Greenfield Sector’s 33pc Sales Surge Drains Pipeline
Unprecedented levels of demand for new greenfield land pushed lot sales across Australia up by a third in 2021.
The latest UDIA report, prepared alongside Corelogic and Research4, shows a record-breaking 76,100 lots sold across the combined capital cities last year.
The demand has been fuelled by an influx of buyers from the inner and middle city suburbs, with the success of HomeBuilder adding fuel to the fire.
Melbourne, the country’s biggest residential land market, accounted for nearly half of the sales activity with 33,700 sold across the year, up 125 per cent on the previous year.
The surge, propelled by buyers leaving lockdown conditions in search of larger blocks and detached dwellings, pushed Melbourne’s lot prices up by 8 per cent to $327,000.
South-east Queensland, Australia’s population magnet throughout the pandemic, experienced a 31 per cent increase in lot sales, strengthening prices by 9 per cent.
The Brisbane and Gold Coast regions, which continue to benefit from the severe under-supply situation in Sydney and influx of Melbourne buyers, also registered the first meaningful price rise in more than a decade, gaining 5 per cent to $272,000.
Adelaide also enjoyed a significant bump in lot sales across the year to lift prices by 4 per cent.
Sydney was the only market with a significant increase in lot pricing and uplift in median land prices, climbing 14 per cent to $544,000.
Sydney’s greenfield market recorded a slight 3 per cent increase in annual land sales, 9200 lots, with the bulk sold in the June quarter—the highest quarterly result in six years.
A critical lack of active supply drove a 50 per cent drop in sales volumes in the second half of 2021 after record sales volumes were recorded in the first half of last year.

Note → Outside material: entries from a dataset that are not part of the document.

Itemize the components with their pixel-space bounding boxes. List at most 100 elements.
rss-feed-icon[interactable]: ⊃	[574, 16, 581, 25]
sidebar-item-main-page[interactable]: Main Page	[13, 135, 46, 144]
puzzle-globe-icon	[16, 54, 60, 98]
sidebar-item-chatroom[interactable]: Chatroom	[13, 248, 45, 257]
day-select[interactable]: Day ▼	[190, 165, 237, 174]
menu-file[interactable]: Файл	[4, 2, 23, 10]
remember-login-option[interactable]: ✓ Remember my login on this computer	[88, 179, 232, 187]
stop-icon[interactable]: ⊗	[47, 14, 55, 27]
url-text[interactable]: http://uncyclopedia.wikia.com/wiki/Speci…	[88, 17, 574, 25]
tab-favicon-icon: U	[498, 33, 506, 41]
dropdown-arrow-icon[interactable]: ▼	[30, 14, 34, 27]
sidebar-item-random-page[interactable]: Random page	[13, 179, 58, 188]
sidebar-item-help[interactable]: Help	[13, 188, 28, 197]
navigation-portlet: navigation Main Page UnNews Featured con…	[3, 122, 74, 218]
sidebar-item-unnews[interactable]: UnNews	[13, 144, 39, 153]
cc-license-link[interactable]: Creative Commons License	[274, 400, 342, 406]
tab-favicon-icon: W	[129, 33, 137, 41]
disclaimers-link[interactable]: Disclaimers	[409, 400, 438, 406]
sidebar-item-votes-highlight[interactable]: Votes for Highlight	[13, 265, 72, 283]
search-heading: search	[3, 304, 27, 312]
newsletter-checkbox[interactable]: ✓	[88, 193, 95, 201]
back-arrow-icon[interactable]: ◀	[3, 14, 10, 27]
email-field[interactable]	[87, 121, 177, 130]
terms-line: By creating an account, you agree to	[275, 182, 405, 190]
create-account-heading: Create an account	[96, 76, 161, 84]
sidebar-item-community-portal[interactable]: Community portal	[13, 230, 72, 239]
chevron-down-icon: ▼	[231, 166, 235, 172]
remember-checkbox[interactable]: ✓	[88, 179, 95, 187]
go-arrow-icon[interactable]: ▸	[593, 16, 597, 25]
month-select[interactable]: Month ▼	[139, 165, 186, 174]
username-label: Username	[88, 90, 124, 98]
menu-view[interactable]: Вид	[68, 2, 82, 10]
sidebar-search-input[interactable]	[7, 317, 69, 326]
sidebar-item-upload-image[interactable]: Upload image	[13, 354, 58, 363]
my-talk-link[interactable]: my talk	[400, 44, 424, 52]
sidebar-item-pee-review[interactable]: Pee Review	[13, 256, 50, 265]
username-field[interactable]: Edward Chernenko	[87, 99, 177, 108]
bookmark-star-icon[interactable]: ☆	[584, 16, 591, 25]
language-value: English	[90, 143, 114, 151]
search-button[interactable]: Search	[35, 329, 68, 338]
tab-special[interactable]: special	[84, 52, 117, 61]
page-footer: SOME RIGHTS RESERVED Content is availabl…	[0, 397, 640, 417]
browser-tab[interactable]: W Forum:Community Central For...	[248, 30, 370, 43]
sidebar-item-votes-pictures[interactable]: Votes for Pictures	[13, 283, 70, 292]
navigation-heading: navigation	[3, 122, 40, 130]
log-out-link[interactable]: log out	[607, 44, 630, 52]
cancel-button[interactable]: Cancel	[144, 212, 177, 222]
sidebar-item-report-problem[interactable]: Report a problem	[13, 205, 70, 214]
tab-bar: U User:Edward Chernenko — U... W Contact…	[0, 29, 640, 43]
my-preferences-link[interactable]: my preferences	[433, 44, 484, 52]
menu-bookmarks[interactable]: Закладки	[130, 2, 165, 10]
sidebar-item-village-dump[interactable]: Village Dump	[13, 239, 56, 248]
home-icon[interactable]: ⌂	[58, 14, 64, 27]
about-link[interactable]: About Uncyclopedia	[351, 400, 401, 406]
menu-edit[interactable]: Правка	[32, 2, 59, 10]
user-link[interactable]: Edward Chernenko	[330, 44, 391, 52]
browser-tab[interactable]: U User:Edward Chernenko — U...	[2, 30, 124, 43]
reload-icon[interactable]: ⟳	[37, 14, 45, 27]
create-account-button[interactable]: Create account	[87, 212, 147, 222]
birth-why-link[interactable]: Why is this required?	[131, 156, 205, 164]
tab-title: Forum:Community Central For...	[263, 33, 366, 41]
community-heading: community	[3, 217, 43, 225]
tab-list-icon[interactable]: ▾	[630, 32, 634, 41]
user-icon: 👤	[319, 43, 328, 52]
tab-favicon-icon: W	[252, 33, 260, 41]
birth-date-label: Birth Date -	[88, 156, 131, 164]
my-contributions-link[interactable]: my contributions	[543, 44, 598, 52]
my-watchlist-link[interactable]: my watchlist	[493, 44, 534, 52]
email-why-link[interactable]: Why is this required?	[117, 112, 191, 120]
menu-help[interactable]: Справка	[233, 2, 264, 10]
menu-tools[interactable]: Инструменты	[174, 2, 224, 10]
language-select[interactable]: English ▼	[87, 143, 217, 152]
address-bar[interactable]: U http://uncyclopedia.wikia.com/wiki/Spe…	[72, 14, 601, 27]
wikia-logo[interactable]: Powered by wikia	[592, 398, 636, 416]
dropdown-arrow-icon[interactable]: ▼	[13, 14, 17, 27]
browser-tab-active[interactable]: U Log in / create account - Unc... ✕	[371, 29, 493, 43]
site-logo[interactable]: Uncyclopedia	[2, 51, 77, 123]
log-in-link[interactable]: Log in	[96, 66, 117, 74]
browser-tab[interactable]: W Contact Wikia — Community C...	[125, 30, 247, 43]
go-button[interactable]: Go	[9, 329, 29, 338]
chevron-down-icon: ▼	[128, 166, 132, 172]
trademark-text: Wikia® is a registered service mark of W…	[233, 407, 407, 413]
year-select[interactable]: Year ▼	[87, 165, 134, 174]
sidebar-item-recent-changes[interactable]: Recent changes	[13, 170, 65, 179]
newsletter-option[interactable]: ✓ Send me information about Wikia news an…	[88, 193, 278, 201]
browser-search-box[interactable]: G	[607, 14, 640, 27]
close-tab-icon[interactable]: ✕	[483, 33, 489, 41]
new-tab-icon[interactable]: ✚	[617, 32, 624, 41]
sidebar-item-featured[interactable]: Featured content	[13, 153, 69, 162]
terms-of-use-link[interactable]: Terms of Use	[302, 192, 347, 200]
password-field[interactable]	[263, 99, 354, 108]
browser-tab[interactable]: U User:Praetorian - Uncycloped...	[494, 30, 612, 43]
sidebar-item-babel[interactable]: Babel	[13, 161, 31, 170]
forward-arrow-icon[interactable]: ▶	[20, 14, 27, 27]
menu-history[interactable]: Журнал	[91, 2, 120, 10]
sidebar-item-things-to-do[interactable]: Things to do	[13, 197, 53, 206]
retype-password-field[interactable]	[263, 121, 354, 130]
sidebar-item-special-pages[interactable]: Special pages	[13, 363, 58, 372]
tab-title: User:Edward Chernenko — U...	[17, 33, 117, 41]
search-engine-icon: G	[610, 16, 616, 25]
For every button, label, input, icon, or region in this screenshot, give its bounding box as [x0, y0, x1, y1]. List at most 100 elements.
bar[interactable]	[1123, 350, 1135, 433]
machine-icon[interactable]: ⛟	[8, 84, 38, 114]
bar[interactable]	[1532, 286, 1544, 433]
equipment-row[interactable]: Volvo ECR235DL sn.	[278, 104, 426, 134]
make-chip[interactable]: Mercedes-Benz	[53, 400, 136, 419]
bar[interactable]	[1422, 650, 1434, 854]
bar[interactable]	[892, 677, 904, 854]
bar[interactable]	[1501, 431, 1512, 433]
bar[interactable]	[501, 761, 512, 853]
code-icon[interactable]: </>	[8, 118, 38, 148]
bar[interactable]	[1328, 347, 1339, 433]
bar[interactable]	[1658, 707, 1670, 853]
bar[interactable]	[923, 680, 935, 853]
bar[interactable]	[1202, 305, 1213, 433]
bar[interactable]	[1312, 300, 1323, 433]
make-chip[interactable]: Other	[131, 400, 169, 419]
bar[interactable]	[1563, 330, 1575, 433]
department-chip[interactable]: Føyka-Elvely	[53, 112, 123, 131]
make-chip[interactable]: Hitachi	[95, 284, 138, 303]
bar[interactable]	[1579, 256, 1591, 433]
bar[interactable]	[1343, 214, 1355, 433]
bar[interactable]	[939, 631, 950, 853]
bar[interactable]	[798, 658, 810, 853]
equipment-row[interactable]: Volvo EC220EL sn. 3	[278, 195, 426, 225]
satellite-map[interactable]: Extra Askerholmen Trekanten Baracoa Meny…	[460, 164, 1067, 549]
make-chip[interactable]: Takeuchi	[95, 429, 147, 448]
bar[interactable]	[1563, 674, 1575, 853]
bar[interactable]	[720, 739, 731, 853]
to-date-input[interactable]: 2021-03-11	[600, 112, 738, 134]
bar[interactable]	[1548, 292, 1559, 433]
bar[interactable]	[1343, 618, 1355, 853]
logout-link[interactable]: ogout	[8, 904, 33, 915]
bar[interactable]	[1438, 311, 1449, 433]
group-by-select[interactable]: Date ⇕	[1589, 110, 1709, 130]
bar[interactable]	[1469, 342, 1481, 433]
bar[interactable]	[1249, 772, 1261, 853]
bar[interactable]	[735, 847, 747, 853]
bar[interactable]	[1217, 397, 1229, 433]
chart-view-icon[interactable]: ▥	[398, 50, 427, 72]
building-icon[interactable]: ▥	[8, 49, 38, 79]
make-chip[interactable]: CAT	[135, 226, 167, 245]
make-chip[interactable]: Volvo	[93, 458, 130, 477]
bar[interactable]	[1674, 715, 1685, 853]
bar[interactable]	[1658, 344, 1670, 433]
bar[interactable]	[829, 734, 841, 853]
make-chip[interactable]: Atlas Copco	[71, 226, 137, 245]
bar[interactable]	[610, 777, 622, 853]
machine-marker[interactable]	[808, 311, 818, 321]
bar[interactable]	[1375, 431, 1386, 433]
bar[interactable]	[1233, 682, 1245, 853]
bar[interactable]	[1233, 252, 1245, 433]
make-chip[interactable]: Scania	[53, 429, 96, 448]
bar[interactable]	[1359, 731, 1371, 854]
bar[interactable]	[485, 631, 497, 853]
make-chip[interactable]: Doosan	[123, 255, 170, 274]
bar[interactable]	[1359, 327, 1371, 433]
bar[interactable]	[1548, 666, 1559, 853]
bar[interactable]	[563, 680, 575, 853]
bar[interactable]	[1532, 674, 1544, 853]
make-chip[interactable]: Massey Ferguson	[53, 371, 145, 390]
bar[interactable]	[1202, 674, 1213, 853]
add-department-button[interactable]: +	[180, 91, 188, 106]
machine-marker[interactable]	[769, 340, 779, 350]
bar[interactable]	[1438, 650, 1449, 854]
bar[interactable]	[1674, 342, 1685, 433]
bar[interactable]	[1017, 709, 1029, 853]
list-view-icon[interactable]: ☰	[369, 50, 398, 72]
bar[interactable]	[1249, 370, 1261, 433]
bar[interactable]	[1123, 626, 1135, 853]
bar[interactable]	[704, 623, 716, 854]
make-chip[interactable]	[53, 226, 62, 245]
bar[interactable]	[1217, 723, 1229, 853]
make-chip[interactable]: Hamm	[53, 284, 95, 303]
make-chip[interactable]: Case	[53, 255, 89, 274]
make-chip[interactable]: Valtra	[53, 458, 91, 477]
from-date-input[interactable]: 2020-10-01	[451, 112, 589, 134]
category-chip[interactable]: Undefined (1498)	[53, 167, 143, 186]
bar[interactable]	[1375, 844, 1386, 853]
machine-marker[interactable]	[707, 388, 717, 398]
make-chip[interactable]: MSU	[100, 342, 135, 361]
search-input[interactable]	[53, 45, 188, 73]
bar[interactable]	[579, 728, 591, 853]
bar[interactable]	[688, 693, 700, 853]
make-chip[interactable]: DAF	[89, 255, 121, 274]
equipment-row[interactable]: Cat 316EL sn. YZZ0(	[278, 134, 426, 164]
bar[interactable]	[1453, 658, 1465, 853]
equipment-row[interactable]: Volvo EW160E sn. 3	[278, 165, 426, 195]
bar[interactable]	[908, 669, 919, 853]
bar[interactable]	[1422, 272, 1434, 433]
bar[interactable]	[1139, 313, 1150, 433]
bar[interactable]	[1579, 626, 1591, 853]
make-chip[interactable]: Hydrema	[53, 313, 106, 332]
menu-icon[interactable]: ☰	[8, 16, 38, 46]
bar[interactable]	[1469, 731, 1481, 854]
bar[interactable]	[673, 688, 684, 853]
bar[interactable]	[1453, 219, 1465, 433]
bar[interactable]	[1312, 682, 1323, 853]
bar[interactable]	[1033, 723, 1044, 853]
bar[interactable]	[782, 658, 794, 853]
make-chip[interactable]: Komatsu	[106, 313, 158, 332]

Perth’s difficult land market, traditionally hampered by a soft job market and low population growth, managed 8300 lot sales over the year—down 22 per cent on the prior year, as the state remained shuttered for most of the year. Canberra’s market was also depressed, down 14 per cent.
UDIA president Maxwell Shifman said the frenetic performance of the national greenfield sector had been a critical component of Australia’s strong economic performance through the pandemic.
“While this has been great news for market confidence and strengthened a housing-led economic recovery, it is also a warning for governments for the need to act now to ensure development-ready supply is brought online,” Shifman said.
UDIA is now projecting a modest aggregate lift in overall production of combined capital city new residential supply to be delivered in 2022 to total 99,200, remaining at a similar production level in 2023 before declining to 94,600 in 2024.
Research4 managing director Colin Keane said 2022 would need to see a moderation in demand in order to allow the market to “re-group” and “re-stock”.
“Last year was an all-out assault on the greenfield supply lines with most markets ending the year with depleted levels of active supply,” Keane said.
“If 2022 is a continuation of 2021 in terms of activity levels, then the impact will be a widespread loss of housing affordability.”
Keane said supply was expected to dip 27 per cent by the end of the year to be 7 per cent below the eight-year average achieved between 2013 and 2021.